Пайпер все еще болтает, расспрашивая, чем я занималась на каникулах. Когда говорю, что работала, она рассказывает об ужасном путешествии в Йеллоустон с родителями и двумя младшими братьями. Я киваю и улыбаюсь в нужных местах, делая вид, что в порядке. Она, кажется, верит.

Вот и хорошо!

Поправив ярко-розовые очки в кошачьей оправе, она улыбается и берет меня за руку.

– Я так рада тебя видеть! Родители, кстати, ждут тебя к нам на ужин. Мы давненько не виделись!

Да уж.

– Ты как, в порядке? – спрашивает она.

Не успеваю ответить, как кто-то толкает меня плечом и быстро уходит, напоследок бросив: «Крыса».

От удара рюкзак сваливается с плеча.

Началось…

Пайпер наклоняется за ним и кричит в спину парню:

– Поосторожнее, придурок!

Я встаю на носочки и вытягиваю шею, чтобы посмотреть, кто это был. Рыжие волосы – футболист Брендон Уилкс. Мы почти не знакомы.

Пайпер сдувает с лица челку и принимает беспечный вид, а сама оглядывает толпу, как бы намекая, что ко мне лезть не стоит.

– В общем, рада тебя видеть! Мы давно не общались. Ты сама виновата, конечно, но я все понимаю. Тебе нужно было время – я его тебе дала.

Она никогда не боялась говорить прямо.

Наверное, стоило почаще звонить ей, но я не могла. Не хотела вспоминать об этом месте и его обитателях. Поначалу пыталась общаться, но она заводила разговор о школе, футбольных матчах и домашних заданиях, и меня затягивала черная дыра воспоминаний о людях, думать о которых совсем не хотелось. Ее жизнь продолжалась – и правильно. Это я застряла в прошлом.

– Но теперь ты вернулась. – Она улыбается, но губы ее дрожат.

– Да. – Я тоже стараюсь улыбнуться.

Это ее родители отвезли меня в прошлом году в больницу. Хорошие люди. Трудолюбивые. Но небогатые. Как и я, она стипендиатка – попала в «Кэмден» благодаря безумным оценкам по математике и естественным наукам. Она живет здесь, в Шугарвуде, а я добираюсь из интерната. До шестнадцати монахини возили меня в школу на старом желтом фургоне.

Пайпер подскакивает, услышав свое имя по школьному интеркому, и тараторит:

– Ой! Нужно бежать! Мама приехала. Я в первый же день забыла ноутбук, веришь? Такая растяпа! Давай в классе увидимся! У нас ведь первый урок вместе? – Она быстро обнимает меня. – Ты справишься!

Не уверена.

Если честно, хочется убежать, сесть в машину и навсегда уехать отсюда. Но потом я вспоминаю Тайлера – младшего брата. У меня есть цель. И ее нужно придерживаться.

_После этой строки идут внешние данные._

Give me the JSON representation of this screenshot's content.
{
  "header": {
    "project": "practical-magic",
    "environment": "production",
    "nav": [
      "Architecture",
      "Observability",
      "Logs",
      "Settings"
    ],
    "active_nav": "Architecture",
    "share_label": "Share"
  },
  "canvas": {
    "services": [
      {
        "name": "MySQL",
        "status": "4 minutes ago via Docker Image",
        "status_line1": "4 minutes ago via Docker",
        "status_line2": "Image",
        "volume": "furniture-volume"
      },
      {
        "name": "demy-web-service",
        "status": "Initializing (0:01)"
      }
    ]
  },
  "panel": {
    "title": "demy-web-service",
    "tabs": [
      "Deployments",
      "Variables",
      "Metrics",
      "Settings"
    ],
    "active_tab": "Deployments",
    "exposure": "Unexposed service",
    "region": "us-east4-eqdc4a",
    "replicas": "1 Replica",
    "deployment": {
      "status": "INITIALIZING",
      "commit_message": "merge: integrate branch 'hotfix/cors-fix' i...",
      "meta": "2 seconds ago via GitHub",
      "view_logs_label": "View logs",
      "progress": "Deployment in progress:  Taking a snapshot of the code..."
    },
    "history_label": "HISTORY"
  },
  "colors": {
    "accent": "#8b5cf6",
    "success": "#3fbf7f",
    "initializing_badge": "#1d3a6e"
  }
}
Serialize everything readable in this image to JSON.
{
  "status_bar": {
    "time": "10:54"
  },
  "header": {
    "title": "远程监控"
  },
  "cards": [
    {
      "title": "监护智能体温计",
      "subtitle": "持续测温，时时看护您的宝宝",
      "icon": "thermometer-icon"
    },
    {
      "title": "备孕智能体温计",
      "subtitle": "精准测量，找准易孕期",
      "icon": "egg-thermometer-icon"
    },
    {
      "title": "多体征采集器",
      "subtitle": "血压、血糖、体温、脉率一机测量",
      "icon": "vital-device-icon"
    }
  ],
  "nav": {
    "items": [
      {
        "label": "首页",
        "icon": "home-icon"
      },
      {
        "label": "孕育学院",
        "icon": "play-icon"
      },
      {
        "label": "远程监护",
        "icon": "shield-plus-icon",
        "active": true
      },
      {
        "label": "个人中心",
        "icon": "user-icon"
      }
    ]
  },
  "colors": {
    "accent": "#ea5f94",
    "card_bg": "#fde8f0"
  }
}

Не дожидаясь ответа, Пайпер отворачивается и скачет по коридору как Тигра из «Винни-Пуха». Всё как всегда! Я моментально начинаю скучать по ней, ощущая на себе пристальные взгляды.

Забавно, но раньше на меня не обращали внимания. Я не высовывалась, старалась сливаться с толпой и держаться как можно тише… А потом, летом перед третьим учебным годом, я наткнулась на Ченса в книжном, и он проявил ко мне интерес. Когда начались занятия, я вбила в голову, что обязательно стану чирлидершей. Якобы ради портфолио, да и времени это должно было занять меньше, чем футбол или теннис. Но на самом деле я старалась ради него. Я хотела быть с Ченсом, ходить на футбольные матчи по пятницам и на вечеринки после.

Какой же я была дурой!

Я пробираюсь сквозь глазеющую толпу, стиснув лямки рюкзака. Складывается впечатление, что идти нужно целую вечность. Шепотки нарастают, прокатываются по толпе учеников, как волна в океане.

И, разумеется…

Братья Грейсоны – первые «акулы», которых я вижу. Прислонившись к стене, они болтают с какими-то девушками. Нокс и Дейн, близнецы. Высокие, мускулистые и широкоплечие. Я оглядываю их, сохраняя равнодушное выражение лица. Внешне они похожи, но по характерам – день и ночь. Нокс холодный, никогда не улыбается, его идеальное лицо прорезал шрам, нарушающий изгиб губ. Я сглатываю.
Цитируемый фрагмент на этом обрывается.